Abstract

To evaluate the effect of training radiology residents on breast ultrasonography (US) according to the Breast Imaging Reporting And Data System (BI-RADS) and the factors that influence the training effect. This multicenter, prospective study was approved by eight institutional review boards. From September 2013 to July 2014, 248 breast masses in 227 women were included for US image acquisition. Representative B-mode and video images of the breast masses were recorded, among which 54 cases were included in the education set and 66 in the test set. Sixty-one radiology residents scheduled for breast imaging training individually reviewed the test set, immediately before, 1month after, and 6months after training. Diagnostic performances and US descriptors of the residents were evaluated and compared against those of expert radiologists.
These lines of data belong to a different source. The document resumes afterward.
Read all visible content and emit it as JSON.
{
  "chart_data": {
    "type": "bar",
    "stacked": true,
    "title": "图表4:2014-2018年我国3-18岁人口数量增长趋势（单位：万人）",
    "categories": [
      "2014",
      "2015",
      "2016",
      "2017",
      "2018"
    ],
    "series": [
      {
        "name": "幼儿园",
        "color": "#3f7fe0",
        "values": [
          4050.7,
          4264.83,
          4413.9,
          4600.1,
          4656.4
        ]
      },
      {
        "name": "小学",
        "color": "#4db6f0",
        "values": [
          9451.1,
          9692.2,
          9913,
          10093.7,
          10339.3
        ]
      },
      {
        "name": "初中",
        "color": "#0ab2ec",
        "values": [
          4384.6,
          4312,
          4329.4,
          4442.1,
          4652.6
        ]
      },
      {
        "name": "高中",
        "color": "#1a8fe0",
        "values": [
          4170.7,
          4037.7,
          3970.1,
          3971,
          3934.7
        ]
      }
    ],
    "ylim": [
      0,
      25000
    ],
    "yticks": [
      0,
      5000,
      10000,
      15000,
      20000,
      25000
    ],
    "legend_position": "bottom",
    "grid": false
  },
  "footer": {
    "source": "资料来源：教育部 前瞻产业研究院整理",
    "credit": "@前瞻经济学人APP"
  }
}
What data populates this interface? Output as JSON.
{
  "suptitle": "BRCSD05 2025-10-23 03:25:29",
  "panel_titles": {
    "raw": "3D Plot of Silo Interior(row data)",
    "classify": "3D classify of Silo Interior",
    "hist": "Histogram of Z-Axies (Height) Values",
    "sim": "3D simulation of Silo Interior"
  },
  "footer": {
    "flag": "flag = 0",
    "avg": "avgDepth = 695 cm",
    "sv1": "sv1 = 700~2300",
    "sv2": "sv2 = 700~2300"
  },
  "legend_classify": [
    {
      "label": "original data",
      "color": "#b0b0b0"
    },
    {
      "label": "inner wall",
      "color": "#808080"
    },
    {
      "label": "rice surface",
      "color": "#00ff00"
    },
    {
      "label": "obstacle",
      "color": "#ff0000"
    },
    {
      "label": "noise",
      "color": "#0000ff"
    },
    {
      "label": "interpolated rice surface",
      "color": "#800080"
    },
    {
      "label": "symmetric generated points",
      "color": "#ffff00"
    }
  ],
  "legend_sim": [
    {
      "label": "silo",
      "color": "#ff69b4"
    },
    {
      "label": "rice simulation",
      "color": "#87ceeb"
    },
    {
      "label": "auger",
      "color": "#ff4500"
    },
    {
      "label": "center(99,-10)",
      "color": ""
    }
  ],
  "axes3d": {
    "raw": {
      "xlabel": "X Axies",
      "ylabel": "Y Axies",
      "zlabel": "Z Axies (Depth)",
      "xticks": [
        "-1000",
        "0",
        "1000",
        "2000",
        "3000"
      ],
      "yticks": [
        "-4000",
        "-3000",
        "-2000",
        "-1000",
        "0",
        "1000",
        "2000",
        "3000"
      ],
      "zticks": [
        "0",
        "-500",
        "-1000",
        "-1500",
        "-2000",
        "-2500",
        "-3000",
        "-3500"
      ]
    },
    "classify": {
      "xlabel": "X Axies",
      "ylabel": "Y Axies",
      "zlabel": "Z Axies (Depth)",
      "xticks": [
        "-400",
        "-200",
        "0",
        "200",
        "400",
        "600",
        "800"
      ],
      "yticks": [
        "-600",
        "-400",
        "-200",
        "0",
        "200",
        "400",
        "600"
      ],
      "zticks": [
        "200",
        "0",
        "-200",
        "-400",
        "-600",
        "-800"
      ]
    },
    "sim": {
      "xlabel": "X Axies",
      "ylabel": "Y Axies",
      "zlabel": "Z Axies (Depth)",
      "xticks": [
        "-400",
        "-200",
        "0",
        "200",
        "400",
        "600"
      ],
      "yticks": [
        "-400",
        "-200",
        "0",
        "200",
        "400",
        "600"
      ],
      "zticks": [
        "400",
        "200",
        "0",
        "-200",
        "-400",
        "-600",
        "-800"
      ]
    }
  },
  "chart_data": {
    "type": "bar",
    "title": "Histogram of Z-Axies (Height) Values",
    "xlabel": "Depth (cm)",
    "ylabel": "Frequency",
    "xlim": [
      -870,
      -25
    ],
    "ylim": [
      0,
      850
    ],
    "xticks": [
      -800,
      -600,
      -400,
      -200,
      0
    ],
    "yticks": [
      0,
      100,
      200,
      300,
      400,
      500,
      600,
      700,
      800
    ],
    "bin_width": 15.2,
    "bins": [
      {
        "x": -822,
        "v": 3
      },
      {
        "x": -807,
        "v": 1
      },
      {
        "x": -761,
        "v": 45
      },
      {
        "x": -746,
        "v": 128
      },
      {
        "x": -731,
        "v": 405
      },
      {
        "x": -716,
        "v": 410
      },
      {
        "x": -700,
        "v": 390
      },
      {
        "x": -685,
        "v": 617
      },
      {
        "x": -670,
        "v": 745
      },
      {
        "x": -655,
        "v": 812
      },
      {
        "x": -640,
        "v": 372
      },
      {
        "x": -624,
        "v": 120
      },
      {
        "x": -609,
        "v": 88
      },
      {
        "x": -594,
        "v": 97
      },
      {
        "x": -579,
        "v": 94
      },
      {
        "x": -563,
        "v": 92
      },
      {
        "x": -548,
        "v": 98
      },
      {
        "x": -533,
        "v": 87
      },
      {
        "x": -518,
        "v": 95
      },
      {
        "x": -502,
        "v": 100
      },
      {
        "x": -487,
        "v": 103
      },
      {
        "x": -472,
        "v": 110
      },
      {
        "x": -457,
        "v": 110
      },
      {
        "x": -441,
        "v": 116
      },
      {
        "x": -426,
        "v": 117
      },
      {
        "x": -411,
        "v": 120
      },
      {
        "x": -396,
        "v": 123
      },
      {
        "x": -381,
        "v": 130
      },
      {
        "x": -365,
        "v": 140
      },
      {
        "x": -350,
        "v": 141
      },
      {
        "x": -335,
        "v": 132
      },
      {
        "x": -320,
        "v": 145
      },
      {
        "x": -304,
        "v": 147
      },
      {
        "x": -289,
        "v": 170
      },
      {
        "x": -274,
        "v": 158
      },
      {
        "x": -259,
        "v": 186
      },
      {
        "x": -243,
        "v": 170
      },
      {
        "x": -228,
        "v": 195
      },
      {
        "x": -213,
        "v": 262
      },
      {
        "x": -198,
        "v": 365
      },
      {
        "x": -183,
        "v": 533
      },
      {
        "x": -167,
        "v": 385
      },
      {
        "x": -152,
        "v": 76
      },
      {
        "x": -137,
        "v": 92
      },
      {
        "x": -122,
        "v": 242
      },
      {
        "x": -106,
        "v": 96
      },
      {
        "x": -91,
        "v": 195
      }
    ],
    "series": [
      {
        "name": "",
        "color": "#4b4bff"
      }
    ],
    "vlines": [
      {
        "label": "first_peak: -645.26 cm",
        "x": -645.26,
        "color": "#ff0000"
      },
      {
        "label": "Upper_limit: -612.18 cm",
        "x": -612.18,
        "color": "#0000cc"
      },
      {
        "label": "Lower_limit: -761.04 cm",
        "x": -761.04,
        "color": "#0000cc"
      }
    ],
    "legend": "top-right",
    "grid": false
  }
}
Agreements between residents and experienced radiologists showed improvement after training, while agreements between post-training and post-6-month training descriptors did not show significant differences (all p > 0.05, respectively). Sensitivity, negative predictive value (NPV), and AUC were significantly improved for residents post-training and post-6-month training (all p < 0.05), while approximating the performances of expert radiologists except for AUC (0.836, 0.840, and 0.908, respectively, p < 0.05). Low levels of pre-training AUC, total number of breast US examinations, and the number of sessions per week that residents were involved in were factors influencing the improvement of AUC. Training using education material dedicated for breast US imaging effectively improved the diagnostic performances of radiology residents and agreements with experienced radiologists on US BI-RADS features. • Agreements on lesion descriptors between residents and experienced radiologists showed improvement after training, regardless of test point. • Sensitivity, NPV, and AUC were significantly improved for residents in post-training and post-6-month training (all p < 0.05). • Low levels of pre-training AUC, total number of breast US examinations, and the number of sessions per week that residents were involved in were factors influencing the improvement of AUC.